"Dale Bailey’s literary fantasies have delighted readers for the past decade, and this collection brings together the best of his work. The title story, “The Resurrection Man’s Legacy,” has been optioned for a movie. In it, a young orphan must live with an elderly aunt who proves unable to supply all that the boy requires and purchases a robotic, surrogate father for him. In “The Anencephalic Fields,” another coming-of-age story, a boy is isolated with his mother on a farm where humanlike plants are grown. “Sheep’s Clothing” is a near-future science fiction tale of an assassin planning to kill a politician by assuming control of his daughter’s body and using it to commit the murder. The ending novella, “In Green’s Dominion,” is the story of a spinster professor reflecting on her life as it nears its conclusion, settling her affairs and remembering the magic moments in her life. Other stories blend fantasy with reality, with the dead arising to vote, the painful burial of a firstborn child, a lost southern town where slavery still rears its ugly head, and other horrific, thought-provoking, terrible, and wonderful tales of life."
Dale was born in West Virginia in 1968, and grew up in a town called Princeton, just north of the Virginia line. His stories have appeared in lots of places—The Magazine of Fantasy & Science Fiction, Asimov’s Science Fiction, Amazing Stories, Sci-Fiction, Lightspeed Magazine, and various anthologies. Several of them have been nominated for awards, and “Death and Suffrage,” later filmed as part of Showtime’s television anthology series Masters of Horror, won the International Horror Guild Award.
In 2003, Golden Gryphon Press collected his stories as The Resurrection Man’s Legacy and Other Stories. Two novels, The Fallen and House of Bones, came out from Signet books around the same time. A third novel—Sleeping Policemen, written with with his friend Jack Slay, Jr.—came out in 2006. He has also written a study of haunted-house fiction called American Nightmares.
He lives in North Carolina with his wife and daughter.
The Resurrection Man’s Legacy is a stunner. Dale Bailey has the style and descriptive power of Ray Bradbury married to a sense of storytelling truth that’s breathtaking. Bailey’s stories are Bradbury for grown-ups -- lyrical and graceful with an inexorable punch of reality.
Full disclosure: I know Dale personally as a good friend.

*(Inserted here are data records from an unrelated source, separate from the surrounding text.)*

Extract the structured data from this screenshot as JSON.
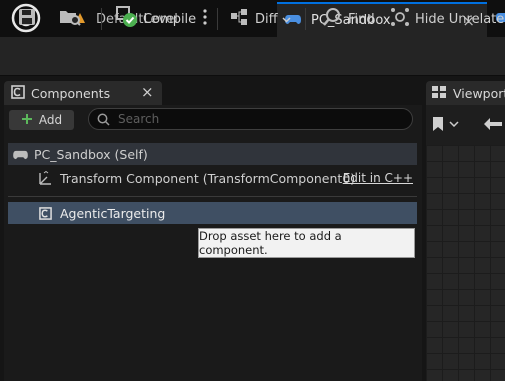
{
  "tabs": [
    {
      "label": "DefaultLevel",
      "icon": "level-icon"
    },
    {
      "label": "PC_Sandbox",
      "icon": "gamepad-icon",
      "close": "×"
    }
  ],
  "toolbar": {
    "compile": "Compile",
    "diff": "Diff",
    "find": "Find",
    "hide_unrelated": "Hide Unrelated"
  },
  "components": {
    "title": "Components",
    "close": "×",
    "add_label": "Add",
    "search_placeholder": "Search",
    "root_label": "PC_Sandbox (Self)",
    "items": [
      {
        "label": "Transform Component (TransformComponent0)",
        "action": "Edit in C++"
      },
      {
        "label": "AgenticTargeting"
      }
    ],
    "tooltip": "Drop asset here to add a component."
  },
  "viewport": {
    "title": "Viewport"
  },
  "colors": {
    "accent": "#0070e0",
    "selection": "#3f4f63",
    "add_plus": "#5cb85c"
  }
}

I first started reading Dale's work when I moved to the same town in NC. His books are unique and horrifying, but it's really in the short fiction field where he shines. He has an eloquence and a way of structuring his sentences that beg for an instant re-read. I often try and decipher how he managed to put his paragraphs together simply because it's so elegant. I don't mean to imply that his writing is spare. Far from it. I actually think his writing is actually lush at times and descriptive always. It is simply because of his skill that Dale's words never seem like padding; everything is where it is because of necessity. Nothing is waster, and I think that's the greatest testament to his writing. And I haven't even touched on his characters who have a depth and resonance to them, achieved in a paragraph whereas other authors might need a chapter. Now, as for Resurrection Man's Legacy, you'd have to read it to understand what I mean. For me, every story within shined. I have no favorites. Or take a look at Dale's free short story on Tor at http://www.tor.com/stories/2013/09/a-.... I dare you to read the first paragraph and not want to read the rest.

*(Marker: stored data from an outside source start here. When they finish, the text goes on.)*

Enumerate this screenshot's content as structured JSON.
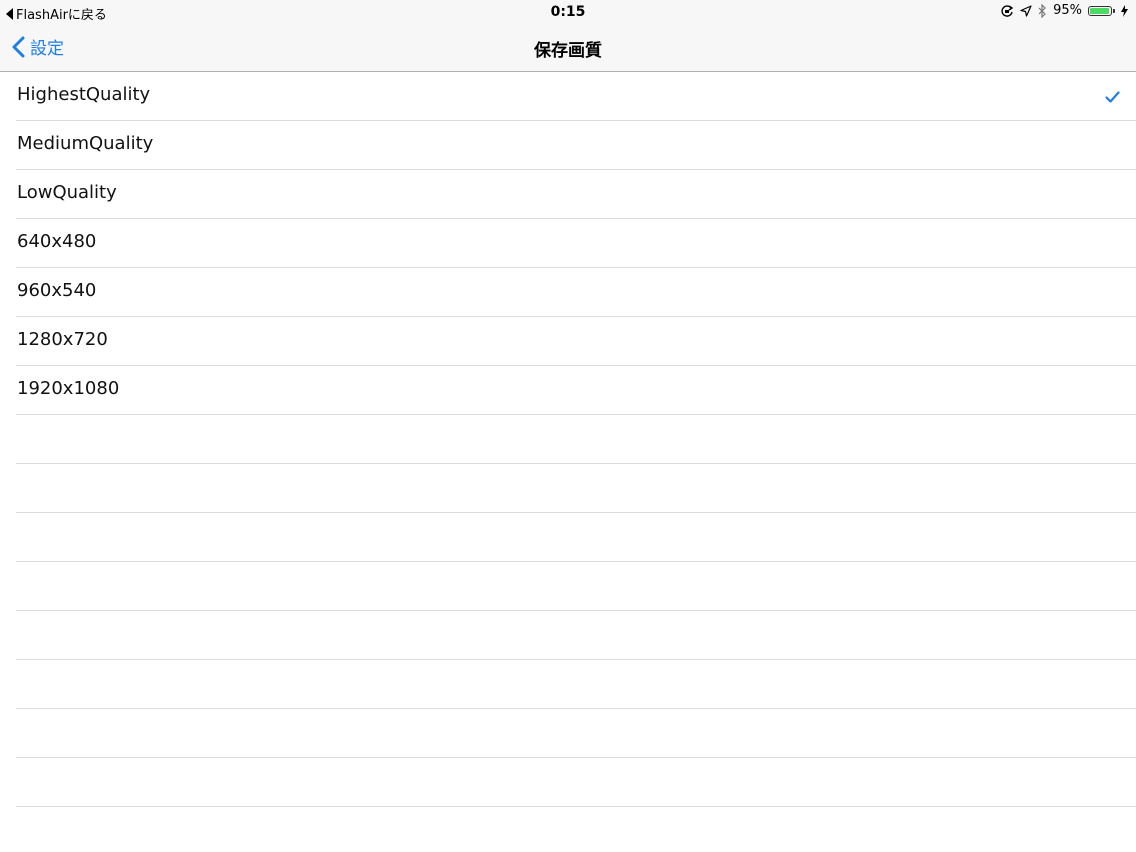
{
  "status_bar": {
    "back_app": "FlashAirに戻る",
    "time": "0:15",
    "battery_percent": "95%",
    "battery_level": 0.95,
    "icons": [
      "rotation-lock-icon",
      "location-arrow-icon",
      "bluetooth-icon",
      "battery-icon",
      "charging-bolt-icon"
    ]
  },
  "nav": {
    "back_label": "設定",
    "title": "保存画質"
  },
  "options": [
    {
      "label": "HighestQuality",
      "selected": true
    },
    {
      "label": "MediumQuality",
      "selected": false
    },
    {
      "label": "LowQuality",
      "selected": false
    },
    {
      "label": "640x480",
      "selected": false
    },
    {
      "label": "960x540",
      "selected": false
    },
    {
      "label": "1280x720",
      "selected": false
    },
    {
      "label": "1920x1080",
      "selected": false
    }
  ],
  "colors": {
    "accent": "#1f7ee4",
    "separator": "#dcdcdc",
    "bar_background": "#f7f7f7",
    "battery_fill": "#4cd964"
  }
}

I chose this book because I was looking for something light to read between novels and I like short story collections. I was very surprised to find something much better than I had anticipated. Much, much better. I was pulled in by the voice of the writer and the lyricism of many of the stories,even when the subject and language were not lyrical at all. I felt like I was discovering small treasures when I could see other writers and poets coming through in some of these stories.
I liked the variety of the stories, but also the theme of the father that wound through most of them. I didn't really have a favorite, but In Green's Dominion made me feel a strange regret and longing. It was also a perfect piece to end the book.

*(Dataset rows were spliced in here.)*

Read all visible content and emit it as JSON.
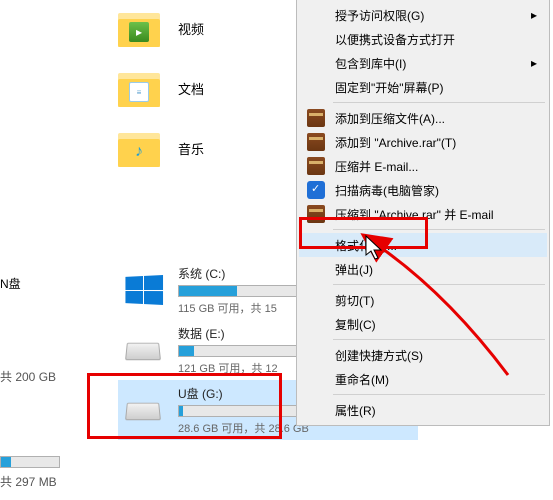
{
  "folders": [
    {
      "label": "视频"
    },
    {
      "label": "文档"
    },
    {
      "label": "音乐"
    }
  ],
  "sidebar": {
    "frag1": "N盘",
    "cap1": "共 200 GB",
    "cap2": "共 297 MB"
  },
  "drives": [
    {
      "name": "系统 (C:)",
      "cap": "115 GB 可用，共 15"
    },
    {
      "name": "数据 (E:)",
      "cap": "121 GB 可用，共 12"
    },
    {
      "name": "U盘 (G:)",
      "cap": "28.6 GB 可用，共 28.6 GB"
    }
  ],
  "menu": [
    "授予访问权限(G)",
    "以便携式设备方式打开",
    "包含到库中(I)",
    "固定到\"开始\"屏幕(P)",
    "添加到压缩文件(A)...",
    "添加到 \"Archive.rar\"(T)",
    "压缩并 E-mail...",
    "扫描病毒(电脑管家)",
    "压缩到 \"Archive.rar\" 并 E-mail",
    "格式化(A)...",
    "弹出(J)",
    "剪切(T)",
    "复制(C)",
    "创建快捷方式(S)",
    "重命名(M)",
    "属性(R)"
  ]
}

I would recommend this collection to those who love English literature, fantasy that does not involve elves and wizards, and readers who like stories with a moral imperative that does not rant stridently in your ear. This is a book for romantic scientists and dreamers with a streak of pragmatism.
I really wanted to like this book but at best it was mediocre. The first story The Resurrection Man's Legacy was a great read. During and after reading it I thought it had the feel of both Ray Bradbury and Isaac Asimov. Later on I read that it was actually inspired somewhat by both authors. Expecting to have some more great stories in the same vein I was extremely disappointed. Instead the next story was a poorly thought out anti-gun story and then some collections of mediocre to just bad fiction. There were one or two more stories I enjoyed but overall not a very good collection.
I gave it three stars just because the first story was so good.